Firstly, the Supreme Court does not refer to the concrete rule, as we argued in the review: “The consequences of Art. 205 of the Criminal Code regarding supplier in the practice of new Supreme Court: why so disappointing to find out?

Secondly, such a resolution is not based on the law. Ukrainian legislation does not contain the notion of “fictitious enterprise”. The provisions of Art. 205 of the Criminal Code of Ukraine envisage the term “sham business”, which covers only the moment of establishment/acquisition of the “fictitious enterprise” and does not apply to the further economic relations of such an enterprise with the contractors. There is also Art. 55-1 “The fictitious activity of the business entity” of the Commercial Code, which defines the existence of the certain evidences of the fictitiousness as a justification for the legal action for dissolution of a legal entity or termination of the activity of an individual entrepreneur, including the invalidation of registration documents. However, the laws do not specify the automatic “fictitiousness” of all the transactions with such an enterprise.
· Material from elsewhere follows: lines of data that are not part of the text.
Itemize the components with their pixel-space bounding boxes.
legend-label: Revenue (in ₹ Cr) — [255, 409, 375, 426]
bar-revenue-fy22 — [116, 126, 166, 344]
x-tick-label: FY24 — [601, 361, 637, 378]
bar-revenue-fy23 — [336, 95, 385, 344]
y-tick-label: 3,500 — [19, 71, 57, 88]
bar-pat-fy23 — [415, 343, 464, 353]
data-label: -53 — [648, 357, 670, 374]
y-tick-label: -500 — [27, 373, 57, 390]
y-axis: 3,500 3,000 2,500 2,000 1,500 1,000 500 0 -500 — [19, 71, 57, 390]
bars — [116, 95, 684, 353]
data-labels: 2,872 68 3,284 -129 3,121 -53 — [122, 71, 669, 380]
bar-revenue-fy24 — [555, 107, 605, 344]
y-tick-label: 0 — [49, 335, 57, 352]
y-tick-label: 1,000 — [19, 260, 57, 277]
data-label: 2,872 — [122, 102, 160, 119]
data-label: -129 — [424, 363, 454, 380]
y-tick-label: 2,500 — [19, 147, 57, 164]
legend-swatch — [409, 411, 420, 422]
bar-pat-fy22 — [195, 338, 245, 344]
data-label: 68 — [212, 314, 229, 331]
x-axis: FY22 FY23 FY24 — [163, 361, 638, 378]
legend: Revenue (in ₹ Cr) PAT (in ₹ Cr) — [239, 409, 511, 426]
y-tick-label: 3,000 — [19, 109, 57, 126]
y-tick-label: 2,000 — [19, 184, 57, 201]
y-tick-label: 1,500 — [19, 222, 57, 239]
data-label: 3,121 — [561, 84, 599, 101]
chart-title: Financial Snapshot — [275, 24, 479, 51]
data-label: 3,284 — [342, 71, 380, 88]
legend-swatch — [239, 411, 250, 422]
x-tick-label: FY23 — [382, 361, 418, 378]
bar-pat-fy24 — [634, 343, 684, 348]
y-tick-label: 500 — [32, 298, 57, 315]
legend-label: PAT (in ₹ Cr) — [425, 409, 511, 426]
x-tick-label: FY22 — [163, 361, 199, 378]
Consequently, it is hardly possible to claim the existence of the resolution on the application of the rule in this case.

It is rather the court’s attempt to establish the virtual rule, which is an abuse of the judicial power and violation of Para 2 of Art. 19 of the Constitution of Ukraine.

However, an aforementioned court’s statement is presumably the legal opinion provided by the Supreme Court in cited cases.

According to the Para 7 of Art. 78 of the Code of Administrative Proceedings:

“Provided by the court to a particular fact in another case the legal opinion is not obligatory for the court”.

For that reason, all the statements of the Supreme Court should not be considered as mandatory. The binding nature is peculiar exclusively to the resolutions on the application of the concrete rules in the similar legal relations.

Consequently, it is necessary to check whether there is a resolution on the application of the particular rule and whether there are the similar legal relations.

In conclusion, it is reasonable to recognize the early (up to 2015) decisions of the Supreme Court of Ukraine as legally binding with outlined resolutions on the application of the concrete rules enshrined, particularly, in the Law “On State Registration of Legal Entities and Individual Entrepreneurs”.

The above commentary presents the general statement for information purposes only and as such may not be practically used in specific cases without professional advice.

Footnotes:

1The Court resolution of the Supreme Court is publicly available in the Unified State Register of Court Decisions by reference.

2The Court resolution of the Supreme Court is publicly available in the Unified State Register of Court Decisions by reference.

3Lat. “A later law repeals an earlier (law)”.

4THEORY OF STATE AND LAW: TEXTBOOK, Matuzov, Malko, (Yurist, 2004).

5The Judgment of the European Court of Human Rights “CASE OF SERKOV v. UKRAINE” is available by reference.

6The full text is published on the Unified State Register of Court Decisions by references: http://reyestr.court.gov.ua/Review/72486810 and http://reyestr.court.gov.ua/Review/72486685.

7Kelman, Murashin. General theory of state and law: Textbook. – K.: Condor, 2006. – 477 p.

8The Court resolution of the Supreme Court is publicly available in the Unified State Register of Court Decisions by reference.

9The Court resolution of the Supreme Court is publicly available in the Unified State Register of Court Decisions by reference.